Divided among the more than 66 million AOL subscribers, each member of the class would receive only about 3 cents. The cost to distribute these payments would far exceed the
maximum potential recovery.

So there was no rational economic reason to bring this case in the first place, if the lawyers were pressing a financial claim on behalf of their clients. But of course these lawyers don’t have clients. They have masses of consumers, most of whom have no idea they are being represented. And AOL, like most defendants, wants these lawyers to go away, as cheaply as possible. In this case they negotiated an end to the case for $250,000 in fees plus the cy pres awards suspiciously concentrated in Los Angeles.

Citing an earlier decision in a case involving Mexican migrant workers, the Ninth Circuit said the settlement was too geographically concentrated to serve a nationwide class and the groups selected offered “no reasonable certainty that any member will be benefited.”

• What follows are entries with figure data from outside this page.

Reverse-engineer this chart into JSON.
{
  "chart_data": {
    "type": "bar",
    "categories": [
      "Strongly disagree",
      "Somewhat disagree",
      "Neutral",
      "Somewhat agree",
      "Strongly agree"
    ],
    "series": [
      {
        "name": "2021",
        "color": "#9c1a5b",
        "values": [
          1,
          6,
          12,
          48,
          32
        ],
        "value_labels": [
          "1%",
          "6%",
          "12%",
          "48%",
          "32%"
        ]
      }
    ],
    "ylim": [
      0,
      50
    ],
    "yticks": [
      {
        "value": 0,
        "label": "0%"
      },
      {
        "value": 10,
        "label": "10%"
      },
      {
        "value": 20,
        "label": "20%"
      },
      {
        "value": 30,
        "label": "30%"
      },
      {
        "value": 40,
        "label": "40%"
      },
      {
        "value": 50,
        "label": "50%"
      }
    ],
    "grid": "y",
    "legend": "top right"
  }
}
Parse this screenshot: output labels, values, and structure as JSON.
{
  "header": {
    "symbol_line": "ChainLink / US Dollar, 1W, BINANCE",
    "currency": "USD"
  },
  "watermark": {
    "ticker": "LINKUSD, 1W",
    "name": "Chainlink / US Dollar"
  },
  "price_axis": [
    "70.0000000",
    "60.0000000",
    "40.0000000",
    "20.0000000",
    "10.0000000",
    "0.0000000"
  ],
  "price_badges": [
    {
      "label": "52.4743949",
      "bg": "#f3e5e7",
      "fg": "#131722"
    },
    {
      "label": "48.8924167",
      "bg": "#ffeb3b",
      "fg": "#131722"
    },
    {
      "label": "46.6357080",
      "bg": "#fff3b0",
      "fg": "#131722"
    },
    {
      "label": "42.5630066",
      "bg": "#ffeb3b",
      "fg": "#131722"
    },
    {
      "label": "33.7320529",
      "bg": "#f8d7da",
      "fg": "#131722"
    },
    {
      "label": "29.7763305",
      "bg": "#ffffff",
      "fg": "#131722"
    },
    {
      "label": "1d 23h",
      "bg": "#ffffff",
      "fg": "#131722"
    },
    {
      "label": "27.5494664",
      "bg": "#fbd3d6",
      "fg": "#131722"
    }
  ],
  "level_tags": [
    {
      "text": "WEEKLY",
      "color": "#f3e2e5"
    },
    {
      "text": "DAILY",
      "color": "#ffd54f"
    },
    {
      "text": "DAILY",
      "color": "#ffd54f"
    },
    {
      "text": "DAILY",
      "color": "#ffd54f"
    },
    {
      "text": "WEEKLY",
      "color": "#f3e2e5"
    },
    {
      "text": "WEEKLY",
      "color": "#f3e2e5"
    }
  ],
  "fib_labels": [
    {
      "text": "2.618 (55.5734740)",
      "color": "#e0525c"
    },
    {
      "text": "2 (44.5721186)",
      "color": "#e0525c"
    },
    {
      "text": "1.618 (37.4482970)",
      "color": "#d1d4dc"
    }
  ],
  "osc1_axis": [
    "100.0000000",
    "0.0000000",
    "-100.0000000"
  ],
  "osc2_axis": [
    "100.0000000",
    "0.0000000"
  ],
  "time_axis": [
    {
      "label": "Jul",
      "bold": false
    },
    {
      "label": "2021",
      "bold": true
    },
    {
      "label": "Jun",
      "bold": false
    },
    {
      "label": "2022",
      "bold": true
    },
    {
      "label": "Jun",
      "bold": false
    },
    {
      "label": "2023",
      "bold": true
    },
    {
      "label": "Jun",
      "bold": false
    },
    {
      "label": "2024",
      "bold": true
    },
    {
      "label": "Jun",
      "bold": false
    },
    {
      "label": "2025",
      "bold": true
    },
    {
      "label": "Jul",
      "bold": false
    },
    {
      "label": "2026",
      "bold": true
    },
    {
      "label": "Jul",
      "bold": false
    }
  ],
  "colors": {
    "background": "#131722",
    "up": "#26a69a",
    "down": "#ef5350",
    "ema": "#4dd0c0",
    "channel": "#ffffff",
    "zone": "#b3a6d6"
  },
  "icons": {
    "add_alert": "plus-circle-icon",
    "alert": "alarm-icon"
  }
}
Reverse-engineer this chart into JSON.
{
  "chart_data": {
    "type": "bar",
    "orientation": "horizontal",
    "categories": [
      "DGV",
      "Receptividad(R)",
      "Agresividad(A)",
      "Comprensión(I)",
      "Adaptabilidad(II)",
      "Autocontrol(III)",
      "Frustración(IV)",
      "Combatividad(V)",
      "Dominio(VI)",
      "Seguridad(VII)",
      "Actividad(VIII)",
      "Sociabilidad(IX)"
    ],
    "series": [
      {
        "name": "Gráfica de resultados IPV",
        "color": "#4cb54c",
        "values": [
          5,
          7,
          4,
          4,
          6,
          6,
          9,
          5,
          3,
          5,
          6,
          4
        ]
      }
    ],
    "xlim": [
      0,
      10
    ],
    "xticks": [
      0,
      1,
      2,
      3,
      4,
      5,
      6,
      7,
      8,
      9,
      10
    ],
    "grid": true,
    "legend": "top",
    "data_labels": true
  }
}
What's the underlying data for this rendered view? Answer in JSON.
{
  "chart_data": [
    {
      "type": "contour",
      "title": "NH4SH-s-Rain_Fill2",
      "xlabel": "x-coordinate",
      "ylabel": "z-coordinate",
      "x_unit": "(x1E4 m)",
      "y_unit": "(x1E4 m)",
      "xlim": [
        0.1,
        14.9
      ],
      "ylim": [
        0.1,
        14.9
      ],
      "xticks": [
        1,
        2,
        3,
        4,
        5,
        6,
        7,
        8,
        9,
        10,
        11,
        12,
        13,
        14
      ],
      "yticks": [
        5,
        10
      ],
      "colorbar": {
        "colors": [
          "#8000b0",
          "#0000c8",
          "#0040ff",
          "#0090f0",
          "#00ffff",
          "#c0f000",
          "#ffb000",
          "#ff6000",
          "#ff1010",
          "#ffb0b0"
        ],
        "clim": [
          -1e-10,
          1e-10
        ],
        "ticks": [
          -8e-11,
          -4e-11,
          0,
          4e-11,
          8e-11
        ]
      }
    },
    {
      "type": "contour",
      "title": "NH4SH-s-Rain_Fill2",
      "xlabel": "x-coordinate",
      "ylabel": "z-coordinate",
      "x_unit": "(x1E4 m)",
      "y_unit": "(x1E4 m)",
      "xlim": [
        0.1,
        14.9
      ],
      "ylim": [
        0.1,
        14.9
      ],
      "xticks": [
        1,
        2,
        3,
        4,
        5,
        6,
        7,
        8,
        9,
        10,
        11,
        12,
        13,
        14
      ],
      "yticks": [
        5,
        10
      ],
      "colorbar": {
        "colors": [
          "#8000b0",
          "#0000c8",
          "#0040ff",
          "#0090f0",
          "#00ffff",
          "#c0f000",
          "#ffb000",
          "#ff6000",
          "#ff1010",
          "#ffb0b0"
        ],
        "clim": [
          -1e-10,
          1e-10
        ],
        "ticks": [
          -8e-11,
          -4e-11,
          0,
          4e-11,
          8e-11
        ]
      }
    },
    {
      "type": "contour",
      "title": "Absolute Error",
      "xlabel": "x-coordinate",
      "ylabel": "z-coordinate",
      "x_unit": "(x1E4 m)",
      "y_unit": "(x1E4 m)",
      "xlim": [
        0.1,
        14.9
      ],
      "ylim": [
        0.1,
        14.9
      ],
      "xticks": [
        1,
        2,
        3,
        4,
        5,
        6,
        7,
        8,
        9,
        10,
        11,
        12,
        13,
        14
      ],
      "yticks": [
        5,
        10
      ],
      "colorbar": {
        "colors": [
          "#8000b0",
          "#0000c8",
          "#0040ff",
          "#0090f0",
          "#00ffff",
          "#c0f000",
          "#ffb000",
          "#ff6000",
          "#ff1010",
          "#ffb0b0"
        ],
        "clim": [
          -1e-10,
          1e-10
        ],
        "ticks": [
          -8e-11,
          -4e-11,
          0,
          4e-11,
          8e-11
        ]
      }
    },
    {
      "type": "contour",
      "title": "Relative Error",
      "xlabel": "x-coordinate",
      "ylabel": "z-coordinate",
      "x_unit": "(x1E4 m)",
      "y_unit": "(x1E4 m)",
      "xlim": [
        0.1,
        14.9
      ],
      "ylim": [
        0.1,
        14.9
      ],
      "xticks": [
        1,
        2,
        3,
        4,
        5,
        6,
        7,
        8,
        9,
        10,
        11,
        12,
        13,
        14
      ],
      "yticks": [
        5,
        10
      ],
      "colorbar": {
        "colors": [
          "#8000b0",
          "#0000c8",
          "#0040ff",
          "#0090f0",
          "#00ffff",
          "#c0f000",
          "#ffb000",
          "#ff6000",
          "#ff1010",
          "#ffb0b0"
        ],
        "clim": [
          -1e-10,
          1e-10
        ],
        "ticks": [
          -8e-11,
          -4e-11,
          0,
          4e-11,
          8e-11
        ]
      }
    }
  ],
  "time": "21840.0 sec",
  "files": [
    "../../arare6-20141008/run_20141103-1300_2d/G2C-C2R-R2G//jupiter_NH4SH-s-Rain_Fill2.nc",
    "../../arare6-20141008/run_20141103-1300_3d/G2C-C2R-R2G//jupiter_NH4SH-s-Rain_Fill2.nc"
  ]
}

The court rejected calls for Snyder to recuse herself, saying her husband was an unpaid director of the Legal Aid Foundation and thus had no financial interest in the settlement

With this decision, the Ninth Circuit has strengthened the law in its region and offered guidance to judges who, just as much as defendants, are inclined to rubber-stamp these settlements without inquiring into their fairness to the ostensible clients. It also rebuked lawyers who argued the court had no right to go poking around in a settlement freely negotiated by AOL and the class-action bar. Their argument, the court said, conflated two basic legal principles, first that the court must approve a settlement for fairness, and second that cy pres awards, must be given to groups that offer a reasonable substitute for the absent plaintiffs. Time to go back and hit the books.

Finally, the court offered a reasonable solution to the problem of undistributed funds (it would work for punitive damages awards, too):

If a suitable cy pres beneficiary cannot be located, the district court should consider escheating the funds to the United States Treasury.